In contrast, apartment developers finished three communities in and around Tulsa in 2006, totaling 770 new rental units. That amounted to a building boom for this small city, making 2006 the biggest year for rental apartment construction since 2000.

Effective rents grew 2.7 percent in 2006, after years of staying flat or shrinking, and should keep increasing by 2 percent or more a year through 2011, according to Reis.

New job boom

Tulsa lost more than 20,000 jobs after the tech crash and the bankruptcy of Enron in 2001, which indirectly employed thousands of people in the area.

It’s now attracting new jobs, which have pushed the unemployment rate to 4.5 percent in 2006 from 6.5 percent in 2003, according to the Tulsa Metro Chamber of Commerce. The number of people employed in the area should continue to grow by more than 1 percent a year through 2009, the chamber projects.

Even as new jobs bring new renters, local banks are tightening the terms they offer for home loans, making homeownership less attractive. The average home in Tulsa still only costs about $135,000. “Tulsa’s basically a cheap place to live,” said Melanie Richardson, a broker and researcher for Research America.

In fact, it’s so cheap, there’s little market for condominiums. Tulsa is one of the few U.S. cities where no apartments were converted to condominiums over the past few years, according to Reis. That might change, though, if plans for a baseball stadium and hundreds of multifamily units ever go forward.

“There’s a lot of focus downtown right now,” said Angie Boswell, executive director of the Tulsa Apartment Association. Several developers are now considering converting old office buildings into loft apartments, she said. However, for now plans for the stadium are hung up in a battle over land.

A run on apartment properties

In the meantime, investors snapped up 35 apartment properties in 2006, totaling $280 million.
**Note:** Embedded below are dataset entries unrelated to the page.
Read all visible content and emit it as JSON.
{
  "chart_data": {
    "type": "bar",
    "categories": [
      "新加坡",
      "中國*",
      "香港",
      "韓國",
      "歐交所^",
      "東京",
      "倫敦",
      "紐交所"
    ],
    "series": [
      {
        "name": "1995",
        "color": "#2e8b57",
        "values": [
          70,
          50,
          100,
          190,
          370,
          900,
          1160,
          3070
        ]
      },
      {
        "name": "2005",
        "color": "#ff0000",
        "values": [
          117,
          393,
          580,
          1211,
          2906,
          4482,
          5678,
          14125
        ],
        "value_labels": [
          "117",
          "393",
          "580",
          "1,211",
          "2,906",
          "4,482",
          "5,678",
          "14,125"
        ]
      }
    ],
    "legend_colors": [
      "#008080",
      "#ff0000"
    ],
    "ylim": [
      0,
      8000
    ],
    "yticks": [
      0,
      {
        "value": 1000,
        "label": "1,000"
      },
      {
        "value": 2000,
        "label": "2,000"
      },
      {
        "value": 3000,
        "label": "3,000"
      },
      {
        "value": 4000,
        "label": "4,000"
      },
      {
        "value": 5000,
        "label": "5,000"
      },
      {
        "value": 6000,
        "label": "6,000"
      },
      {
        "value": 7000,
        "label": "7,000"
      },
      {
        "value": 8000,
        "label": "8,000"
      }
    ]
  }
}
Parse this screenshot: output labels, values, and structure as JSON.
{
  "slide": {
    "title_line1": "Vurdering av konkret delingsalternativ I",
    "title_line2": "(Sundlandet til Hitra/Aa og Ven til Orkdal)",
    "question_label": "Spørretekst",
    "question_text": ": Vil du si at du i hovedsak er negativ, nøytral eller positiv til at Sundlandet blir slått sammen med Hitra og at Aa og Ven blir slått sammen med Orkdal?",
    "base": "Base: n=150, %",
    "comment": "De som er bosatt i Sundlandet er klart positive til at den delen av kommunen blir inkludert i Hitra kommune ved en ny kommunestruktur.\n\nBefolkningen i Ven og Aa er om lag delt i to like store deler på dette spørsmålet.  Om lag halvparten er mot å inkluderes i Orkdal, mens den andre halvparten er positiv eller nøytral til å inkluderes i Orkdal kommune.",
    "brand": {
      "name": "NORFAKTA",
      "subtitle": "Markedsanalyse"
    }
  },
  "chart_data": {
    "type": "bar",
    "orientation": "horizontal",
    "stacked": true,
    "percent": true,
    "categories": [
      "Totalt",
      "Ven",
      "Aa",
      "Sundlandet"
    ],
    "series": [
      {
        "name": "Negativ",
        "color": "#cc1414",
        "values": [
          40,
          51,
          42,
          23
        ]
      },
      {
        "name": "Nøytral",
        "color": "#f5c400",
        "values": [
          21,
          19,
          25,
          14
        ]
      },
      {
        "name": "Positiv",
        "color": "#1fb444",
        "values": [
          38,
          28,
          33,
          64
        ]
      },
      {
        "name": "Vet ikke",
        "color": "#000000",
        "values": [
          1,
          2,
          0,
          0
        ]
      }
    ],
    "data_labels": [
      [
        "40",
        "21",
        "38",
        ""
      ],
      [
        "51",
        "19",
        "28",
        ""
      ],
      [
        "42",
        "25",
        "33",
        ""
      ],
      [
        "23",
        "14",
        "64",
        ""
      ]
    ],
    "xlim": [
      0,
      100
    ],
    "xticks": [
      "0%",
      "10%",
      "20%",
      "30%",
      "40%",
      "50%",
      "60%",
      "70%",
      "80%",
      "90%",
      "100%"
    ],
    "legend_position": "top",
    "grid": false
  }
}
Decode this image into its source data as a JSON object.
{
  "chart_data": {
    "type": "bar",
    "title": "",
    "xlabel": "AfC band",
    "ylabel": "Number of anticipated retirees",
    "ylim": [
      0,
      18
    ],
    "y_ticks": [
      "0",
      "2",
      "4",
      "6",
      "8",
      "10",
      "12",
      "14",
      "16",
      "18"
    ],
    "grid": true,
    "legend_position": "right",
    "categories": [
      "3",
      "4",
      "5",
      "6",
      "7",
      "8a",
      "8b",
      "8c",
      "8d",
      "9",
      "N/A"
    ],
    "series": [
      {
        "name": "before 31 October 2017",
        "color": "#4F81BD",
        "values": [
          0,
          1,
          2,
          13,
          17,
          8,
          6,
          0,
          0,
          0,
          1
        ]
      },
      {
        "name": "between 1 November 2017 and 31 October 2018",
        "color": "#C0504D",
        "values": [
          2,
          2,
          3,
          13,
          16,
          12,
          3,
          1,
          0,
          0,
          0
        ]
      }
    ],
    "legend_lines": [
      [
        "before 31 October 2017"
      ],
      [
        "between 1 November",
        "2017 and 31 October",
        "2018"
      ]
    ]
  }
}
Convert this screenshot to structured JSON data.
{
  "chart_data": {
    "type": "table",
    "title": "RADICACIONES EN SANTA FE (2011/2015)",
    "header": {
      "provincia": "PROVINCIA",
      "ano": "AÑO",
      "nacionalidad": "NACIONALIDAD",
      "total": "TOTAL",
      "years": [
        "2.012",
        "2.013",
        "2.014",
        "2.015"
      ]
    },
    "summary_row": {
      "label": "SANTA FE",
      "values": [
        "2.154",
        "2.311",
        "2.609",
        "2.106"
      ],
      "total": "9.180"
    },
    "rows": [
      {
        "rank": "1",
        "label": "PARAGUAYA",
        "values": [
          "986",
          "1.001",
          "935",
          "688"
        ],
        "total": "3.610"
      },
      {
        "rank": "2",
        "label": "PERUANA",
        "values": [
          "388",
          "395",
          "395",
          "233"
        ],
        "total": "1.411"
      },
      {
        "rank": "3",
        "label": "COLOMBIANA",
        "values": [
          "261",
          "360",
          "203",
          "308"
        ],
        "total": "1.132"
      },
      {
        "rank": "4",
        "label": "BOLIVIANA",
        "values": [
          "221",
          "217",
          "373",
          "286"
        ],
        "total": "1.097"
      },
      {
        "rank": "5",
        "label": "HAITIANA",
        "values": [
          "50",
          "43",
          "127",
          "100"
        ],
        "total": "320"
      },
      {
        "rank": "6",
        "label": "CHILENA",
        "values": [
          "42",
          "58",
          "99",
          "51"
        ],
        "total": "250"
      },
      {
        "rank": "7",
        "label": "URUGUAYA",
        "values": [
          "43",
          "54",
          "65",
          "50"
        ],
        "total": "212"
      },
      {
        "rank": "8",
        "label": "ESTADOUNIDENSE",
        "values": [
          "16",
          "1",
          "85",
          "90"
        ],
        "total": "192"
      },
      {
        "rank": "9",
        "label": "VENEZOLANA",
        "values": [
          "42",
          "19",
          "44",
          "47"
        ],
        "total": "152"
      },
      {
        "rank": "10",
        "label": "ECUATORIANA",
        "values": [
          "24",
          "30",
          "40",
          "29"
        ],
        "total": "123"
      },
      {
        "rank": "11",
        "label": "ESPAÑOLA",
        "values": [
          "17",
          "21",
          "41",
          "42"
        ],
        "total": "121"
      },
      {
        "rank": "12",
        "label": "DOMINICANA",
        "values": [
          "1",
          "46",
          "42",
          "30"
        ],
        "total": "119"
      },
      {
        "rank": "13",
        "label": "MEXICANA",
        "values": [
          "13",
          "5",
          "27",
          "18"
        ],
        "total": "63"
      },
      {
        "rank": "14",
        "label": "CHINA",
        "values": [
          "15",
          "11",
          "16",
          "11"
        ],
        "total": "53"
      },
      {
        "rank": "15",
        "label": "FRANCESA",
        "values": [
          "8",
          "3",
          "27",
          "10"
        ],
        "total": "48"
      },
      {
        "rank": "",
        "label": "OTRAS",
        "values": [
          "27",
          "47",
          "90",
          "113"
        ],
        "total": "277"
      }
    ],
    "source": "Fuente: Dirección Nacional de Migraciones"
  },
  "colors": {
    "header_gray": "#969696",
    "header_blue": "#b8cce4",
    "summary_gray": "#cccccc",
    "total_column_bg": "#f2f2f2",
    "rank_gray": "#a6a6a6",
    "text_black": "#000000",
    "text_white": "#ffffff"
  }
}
That’s a huge number of transactions for a quiet market where only four properties sold in 2004, according to Real Capital Analytics, a New York City-based research firm. “We’ve had a lot of properties sell,” Boswell said. “Sometimes it’s hard to keep track of who owns and manages properties. They change hands two, three times in a year.”

Investors have been drawn to Tulsa by low prices and high capitalization rates. Cap rates, or the income from a property represented as a percentage of the sales price, hover around 8 percent in Tulsa, according to Real Capital Analytics. Prices have grown to an average $37,047 per unit in 2006, a big increase from average price of $29,000, in 2003 and 2004. “Sellers are getting a little proud,” said Richardson of Research America.

Nationwide, the average apartment property sold for $103,000 per unit at an average cap rate of just 5.5 percent in the fourth quarter, according to Real Capital Analytics. That makes Tulsa a bargain compared to the rest of the country.